A French official has identified the suspected mastermind of the Paris attacks as Belgian Abdelhamid Abaaoud.
The fugitive, 27, is believed to be in Syria and has been implicated in previous terror attacks.
Abaaoud, a child of Moroccan immigrants who grew up in the Belgian capital's multiethnic Molenbeek-Saint-Jean neighbourhood, was identified by French authorities on Monday as the presumed mastermind of the attacks in Paris that killed 129 people and injured hundreds.
He has been linked to the failed attack on a train in August, when a suspected Islamist terrorist opened fire on a high-speed train, travelling from Amsterdam to Paris, only to be subdued by passengers.
Earlier, The Guardian reported he had been named in French police files alongside Ibrahim Abdeslam, who carried out a suicide attack on the Comptoir Voltaire cafe.
The attack was part of the co-ordinated shootings and bombings in Paris on Friday, the deadliest terror attack in Europe for more than a decade.
In January, it was reported Abaaoud was behind a Jihadi cell in Belgium and eluded arrest after it was dismantled.

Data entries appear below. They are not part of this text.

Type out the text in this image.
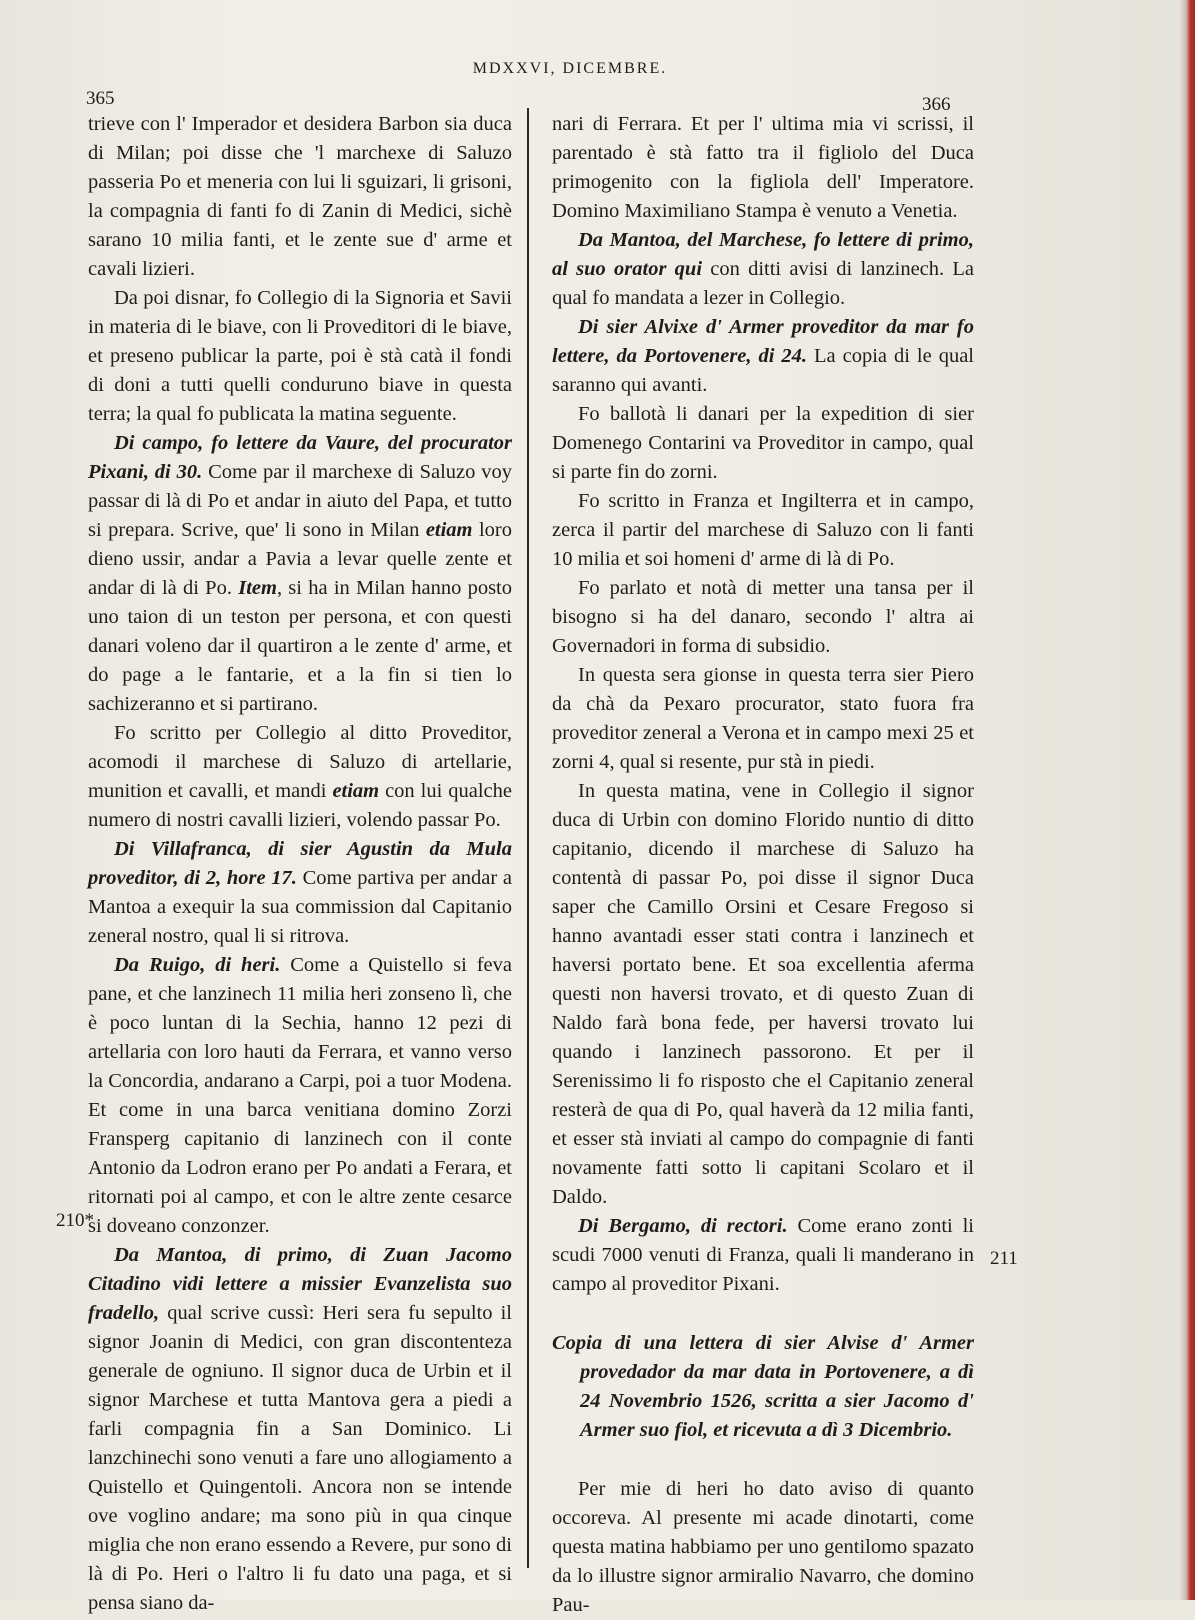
MDXXVI, DICEMBRE.
365	366
210*
211

trieve con l' Imperador et desidera Barbon sia duca di Milan; poi disse che 'l marchexe di Saluzo passeria Po et meneria con lui li sguizari, li grisoni, la compagnia di fanti fo di Zanin di Medici, sichè sarano 10 milia fanti, et le zente sue d' arme et cavali lizieri.

Da poi disnar, fo Collegio di la Signoria et Savii in materia di le biave, con li Proveditori di le biave, et preseno publicar la parte, poi è stà catà il fondi di doni a tutti quelli conduruno biave in questa terra; la qual fo publicata la matina seguente.

Di campo, fo lettere da Vaure, del procurator Pixani, di 30. Come par il marchexe di Saluzo voy passar di là di Po et andar in aiuto del Papa, et tutto si prepara. Scrive, que' li sono in Milan etiam loro dieno ussir, andar a Pavia a levar quelle zente et andar di là di Po. Item, si ha in Milan hanno posto uno taion di un teston per persona, et con questi danari voleno dar il quartiron a le zente d' arme, et do page a le fantarie, et a la fin si tien lo sachizeranno et si partirano.

Fo scritto per Collegio al ditto Proveditor, acomodi il marchese di Saluzo di artellarie, munition et cavalli, et mandi etiam con lui qualche numero di nostri cavalli lizieri, volendo passar Po.

Di Villafranca, di sier Agustin da Mula proveditor, di 2, hore 17. Come partiva per andar a Mantoa a exequir la sua commission dal Capitanio zeneral nostro, qual li si ritrova.

Da Ruigo, di heri. Come a Quistello si feva pane, et che lanzinech 11 milia heri zonseno lì, che è poco luntan di la Sechia, hanno 12 pezi di artellaria con loro hauti da Ferrara, et vanno verso la Concordia, andarano a Carpi, poi a tuor Modena. Et come in una barca venitiana domino Zorzi Fransperg capitanio di lanzinech con il conte Antonio da Lodron erano per Po andati a Ferara, et ritornati poi al campo, et con le altre zente cesarce si doveano conzonzer.

Da Mantoa, di primo, di Zuan Jacomo Citadino vidi lettere a missier Evanzelista suo fradello, qual scrive cussì: Heri sera fu sepulto il signor Joanin di Medici, con gran discontenteza generale de ogniuno. Il signor duca de Urbin et il signor Marchese et tutta Mantova gera a piedi a farli compagnia fin a San Dominico. Li lanzchinechi sono venuti a fare uno allogiamento a Quistello et Quingentoli. Ancora non se intende ove voglino andare; ma sono più in qua cinque miglia che non erano essendo a Revere, pur sono di là di Po. Heri o l'altro li fu dato una paga, et si pensa siano da-

nari di Ferrara. Et per l' ultima mia vi scrissi, il parentado è stà fatto tra il figliolo del Duca primogenito con la figliola dell' Imperatore. Domino Maximiliano Stampa è venuto a Venetia.

Da Mantoa, del Marchese, fo lettere di primo, al suo orator qui con ditti avisi di lanzinech. La qual fo mandata a lezer in Collegio.

Di sier Alvixe d' Armer proveditor da mar fo lettere, da Portovenere, di 24. La copia di le qual saranno qui avanti.

Fo ballotà li danari per la expedition di sier Domenego Contarini va Proveditor in campo, qual si parte fin do zorni.

Fo scritto in Franza et Ingilterra et in campo, zerca il partir del marchese di Saluzo con li fanti 10 milia et soi homeni d' arme di là di Po.

Fo parlato et notà di metter una tansa per il bisogno si ha del danaro, secondo l' altra ai Governadori in forma di subsidio.

In questa sera gionse in questa terra sier Piero da chà da Pexaro procurator, stato fuora fra proveditor zeneral a Verona et in campo mexi 25 et zorni 4, qual si resente, pur stà in piedi.

In questa matina, vene in Collegio il signor duca di Urbin con domino Florido nuntio di ditto capitanio, dicendo il marchese di Saluzo ha contentà di passar Po, poi disse il signor Duca saper che Camillo Orsini et Cesare Fregoso si hanno avantadi esser stati contra i lanzinech et haversi portato bene. Et soa excellentia aferma questi non haversi trovato, et di questo Zuan di Naldo farà bona fede, per haversi trovato lui quando i lanzinech passorono. Et per il Serenissimo li fo risposto che el Capitanio zeneral resterà de qua di Po, qual haverà da 12 milia fanti, et esser stà inviati al campo do compagnie di fanti novamente fatti sotto li capitani Scolaro et il Daldo.

Di Bergamo, di rectori. Come erano zonti li scudi 7000 venuti di Franza, quali li manderano in campo al proveditor Pixani.

Copia di una lettera di sier Alvise d' Armer provedador da mar data in Portovenere, a dì 24 Novembrio 1526, scritta a sier Jacomo d' Armer suo fiol, et ricevuta a dì 3 Dicembrio.

Per mie di heri ho dato aviso di quanto occoreva. Al presente mi acade dinotarti, come questa matina habbiamo per uno gentilomo spazato da lo illustre signor armiralio Navarro, che domino Pau-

Belgian authorities suspect him of also helping organise and finance the cell in the of Verviers. It was broken up in an armed police raid on January 15, in which two of his accomplices, were killed.
Belgian media said Abaaoud had fought with Islamic State, which has already claimed responsibility for the Paris attacks, in Syria and could be seen in one of their propaganda videos.
WHAT WE KNOW SO FAR:
- 129 dead in co-ordinated shootings and bombings
- Seven attackers killed with eight suspect on the run
- France bombs Islamic State capital after terror group claims responsibility
- Major police operation in Brussels in pursuit of further suspects
- Brother of suicide attacker released without charge
Security analysis Charlie Winter told The Independent that Abaaoud fit the template of the type of terrorist who could plan the attack.
He told the paper: “He’s exactly the kind of people you would expect to plan something like this...
“You don’t go from never trying anything to masterminding an attack involving multiple attackers, multiple targets and multiple weapons.”
In February, IS propaganda magazine Dabiq claimed it had an interview with Abaaoud, whom it identified as Abu 'Umar al-Beljiki.
In Dabiq 7: Interview with Belgian fighter Abdelhamid Abaaoud aka Abu 'Umar al-BeljikiFebruary 12, 2015
In the magazine, he was quoted saying he had secretly returned to Belgium to lead the terror cell and then escaped to Syria in the aftermath of the raid, despite having his picture broadcast across the news.
"I was even stopped by an officer who contemplated me so as to compare me to the picture, but he let me go, as he did not see the resemblance," Abaaoud said.
In a video, made public last year, he said: "All my life, I have seen the blood of Muslims flow. I pray that Allah will break the backs of those who oppose him, his soldiers and his admirers, and that he will exterminate them."
Footage recently surfaced of Abaaoud in Syria, loading a pickup truck and a makeshift trailer with a mound of bloodied corpses.
He tells the camera: "Before we towed jet skis, motorcycles, quad bikes, big trailers filled with gifts for vacation in Morocco. Now, thank God, following God's path, we're towing apostates, infidels who are fighting us."
Etienne Huver, one of the two independent journalists who obtained photos and videos of his exploits, told The Associated Press Monday that he had detected signs Abaaoud was moving into a leadership role.
"On the one hand I'm surprised," the journalist said. "On the other hand, I saw that there were beginnings of something . You can see that he's giving orders.
"You can feel a charismatic guy who's going up in the world ... You can see a combatant who's ready to climb the ranks."
Since the Paris attacks, a total of 23 people have been arrested and 31 weapons have been seized. Laptops, hard drives, phones, a rocket launcher have all been seized, French Interior Minister Bernard Cazeneuve has said.
He also said police had conducted 168 raids overnight and 104 people have been placed under house arrest.
On Monday, Mohammed Abdeslam, brother of Brahim, who was killed carrying out the attack, and key suspect Salah, was released without charge after being arrested, his lawyer said.